Cost tradeoffs for self-hosting

The break-even point between Moonshot’s API and self-hosted infrastructure depends almost entirely on monthly token volume. Self-hosting on a 4× H100 INT4 node runs roughly $8,000–$12,000 per month in cloud GPU costs, versus API pricing that scales linearly with usage.

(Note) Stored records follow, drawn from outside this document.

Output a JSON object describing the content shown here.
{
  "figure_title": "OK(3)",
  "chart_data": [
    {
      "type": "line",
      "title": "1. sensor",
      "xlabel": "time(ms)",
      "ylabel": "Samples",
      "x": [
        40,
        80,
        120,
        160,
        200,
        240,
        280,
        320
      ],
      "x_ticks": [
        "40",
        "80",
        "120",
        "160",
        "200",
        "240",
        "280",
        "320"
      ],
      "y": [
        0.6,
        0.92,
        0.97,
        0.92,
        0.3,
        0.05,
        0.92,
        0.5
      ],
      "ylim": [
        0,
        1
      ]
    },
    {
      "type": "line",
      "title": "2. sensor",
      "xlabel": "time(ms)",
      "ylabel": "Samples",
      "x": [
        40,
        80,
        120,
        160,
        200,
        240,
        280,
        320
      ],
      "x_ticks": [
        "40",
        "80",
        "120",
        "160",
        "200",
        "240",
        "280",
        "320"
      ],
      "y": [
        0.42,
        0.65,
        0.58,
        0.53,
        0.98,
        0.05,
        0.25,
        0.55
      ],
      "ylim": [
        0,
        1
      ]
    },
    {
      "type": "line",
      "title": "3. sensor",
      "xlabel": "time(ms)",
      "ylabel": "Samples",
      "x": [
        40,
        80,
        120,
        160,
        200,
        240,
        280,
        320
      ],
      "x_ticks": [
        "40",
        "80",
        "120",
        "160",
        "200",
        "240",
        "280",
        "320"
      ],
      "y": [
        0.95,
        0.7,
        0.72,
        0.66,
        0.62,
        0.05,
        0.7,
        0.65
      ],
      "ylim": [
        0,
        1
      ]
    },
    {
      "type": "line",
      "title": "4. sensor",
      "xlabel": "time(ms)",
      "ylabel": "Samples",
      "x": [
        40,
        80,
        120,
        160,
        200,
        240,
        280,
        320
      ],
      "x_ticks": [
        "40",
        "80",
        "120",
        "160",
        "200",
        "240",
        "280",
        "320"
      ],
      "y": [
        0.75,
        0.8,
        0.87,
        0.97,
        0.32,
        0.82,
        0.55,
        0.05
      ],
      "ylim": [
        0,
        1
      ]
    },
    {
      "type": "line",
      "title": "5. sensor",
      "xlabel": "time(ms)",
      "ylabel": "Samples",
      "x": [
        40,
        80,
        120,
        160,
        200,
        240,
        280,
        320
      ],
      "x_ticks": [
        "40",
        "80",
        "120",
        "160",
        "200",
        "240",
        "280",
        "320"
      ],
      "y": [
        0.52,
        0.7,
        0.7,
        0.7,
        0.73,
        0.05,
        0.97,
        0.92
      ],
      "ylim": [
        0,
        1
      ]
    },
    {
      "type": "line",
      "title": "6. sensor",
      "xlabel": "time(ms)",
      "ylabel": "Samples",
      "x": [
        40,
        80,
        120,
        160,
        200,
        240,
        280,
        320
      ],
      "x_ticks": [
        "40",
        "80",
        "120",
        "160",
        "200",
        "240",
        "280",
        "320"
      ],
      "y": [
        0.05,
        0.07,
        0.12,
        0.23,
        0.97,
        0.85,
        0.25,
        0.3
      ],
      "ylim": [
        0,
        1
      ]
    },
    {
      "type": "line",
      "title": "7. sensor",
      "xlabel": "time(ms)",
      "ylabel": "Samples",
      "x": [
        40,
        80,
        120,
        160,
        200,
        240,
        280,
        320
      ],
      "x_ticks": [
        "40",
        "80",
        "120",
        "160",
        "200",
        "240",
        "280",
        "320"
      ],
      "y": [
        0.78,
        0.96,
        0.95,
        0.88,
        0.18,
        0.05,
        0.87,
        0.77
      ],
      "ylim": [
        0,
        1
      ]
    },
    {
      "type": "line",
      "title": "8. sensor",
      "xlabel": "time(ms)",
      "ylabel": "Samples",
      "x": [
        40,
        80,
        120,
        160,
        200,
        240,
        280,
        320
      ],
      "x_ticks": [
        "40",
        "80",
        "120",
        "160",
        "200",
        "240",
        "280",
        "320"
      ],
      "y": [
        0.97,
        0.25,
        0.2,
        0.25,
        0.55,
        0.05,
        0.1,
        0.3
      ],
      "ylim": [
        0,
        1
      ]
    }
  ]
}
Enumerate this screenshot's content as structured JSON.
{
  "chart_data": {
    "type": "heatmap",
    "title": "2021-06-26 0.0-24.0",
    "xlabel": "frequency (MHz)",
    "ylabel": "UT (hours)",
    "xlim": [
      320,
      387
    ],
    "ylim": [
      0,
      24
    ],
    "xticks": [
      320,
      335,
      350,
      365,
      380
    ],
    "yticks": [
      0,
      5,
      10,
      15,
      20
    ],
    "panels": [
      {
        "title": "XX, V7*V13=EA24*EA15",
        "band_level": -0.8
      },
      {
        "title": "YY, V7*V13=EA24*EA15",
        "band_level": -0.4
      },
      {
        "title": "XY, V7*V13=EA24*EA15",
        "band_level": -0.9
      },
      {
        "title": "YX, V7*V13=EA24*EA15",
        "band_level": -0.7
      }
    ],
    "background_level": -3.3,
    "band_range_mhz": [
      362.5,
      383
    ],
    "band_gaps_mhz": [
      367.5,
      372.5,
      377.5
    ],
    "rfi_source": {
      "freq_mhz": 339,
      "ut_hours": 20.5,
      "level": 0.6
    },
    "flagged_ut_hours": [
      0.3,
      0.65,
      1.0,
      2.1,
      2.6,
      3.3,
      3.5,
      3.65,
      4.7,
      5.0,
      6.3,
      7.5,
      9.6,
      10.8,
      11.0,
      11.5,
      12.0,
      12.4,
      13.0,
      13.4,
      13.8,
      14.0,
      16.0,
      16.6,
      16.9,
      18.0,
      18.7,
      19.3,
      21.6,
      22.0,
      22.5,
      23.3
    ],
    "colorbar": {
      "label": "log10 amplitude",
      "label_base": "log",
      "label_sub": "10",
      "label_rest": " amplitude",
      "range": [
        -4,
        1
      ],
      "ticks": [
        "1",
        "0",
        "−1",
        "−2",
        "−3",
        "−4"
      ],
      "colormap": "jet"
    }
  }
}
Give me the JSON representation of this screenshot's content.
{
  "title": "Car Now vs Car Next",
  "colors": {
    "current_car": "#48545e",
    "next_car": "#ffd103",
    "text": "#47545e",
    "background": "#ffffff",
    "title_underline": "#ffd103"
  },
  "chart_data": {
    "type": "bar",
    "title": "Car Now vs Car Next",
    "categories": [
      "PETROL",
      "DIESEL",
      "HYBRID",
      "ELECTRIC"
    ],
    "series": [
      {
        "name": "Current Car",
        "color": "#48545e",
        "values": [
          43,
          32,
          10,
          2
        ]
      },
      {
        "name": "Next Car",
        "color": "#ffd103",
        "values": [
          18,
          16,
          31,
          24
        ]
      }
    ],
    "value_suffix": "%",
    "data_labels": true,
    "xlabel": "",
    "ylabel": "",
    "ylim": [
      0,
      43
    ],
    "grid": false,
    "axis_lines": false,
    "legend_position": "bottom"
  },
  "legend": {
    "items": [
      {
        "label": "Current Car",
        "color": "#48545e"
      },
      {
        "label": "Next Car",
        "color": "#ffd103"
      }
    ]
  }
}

Monthly volume	API cost (est.)	4× H100 INT4
10M tokens	~$15–$30	~$8,000–$12,000
500M tokens	~$750–$1,500	~$8,000–$12,000
5B tokens	~$7,500–$15,000	~$8,000–$12,000
20B+ tokens	~$30,000–$60,000	~$8,000–$12,000

Below roughly 5 billion tokens per month, the API is cheaper. Above that, self-hosting on INT4 can save 60–80% while also giving teams data sovereignty, custom batching, and no rate limits.

Where K2.6 fits

K2.6 is best understood as an open-weights alternative to Claude Opus and GPT-5-class models for coding and agent workloads, with two specific advantages: the weights are freely redistributable under a Modified MIT license, and the model plugs into third-party agent frameworks like OpenClaw and Hermes that closed APIs have been restricting. The tradeoffs are a smaller context window than Claude’s 1M-token ceiling, no polished desktop app at the level of Claude Code, and a coding speed that trails Opus 4.7 in side-by-side tests.

For teams building agent swarms, running high-volume coding pipelines, or needing on-prem deployment, the combination of native INT4, MoE efficiency, and open weights makes K2.6 one of the more practical frontier-class models to actually deploy right now.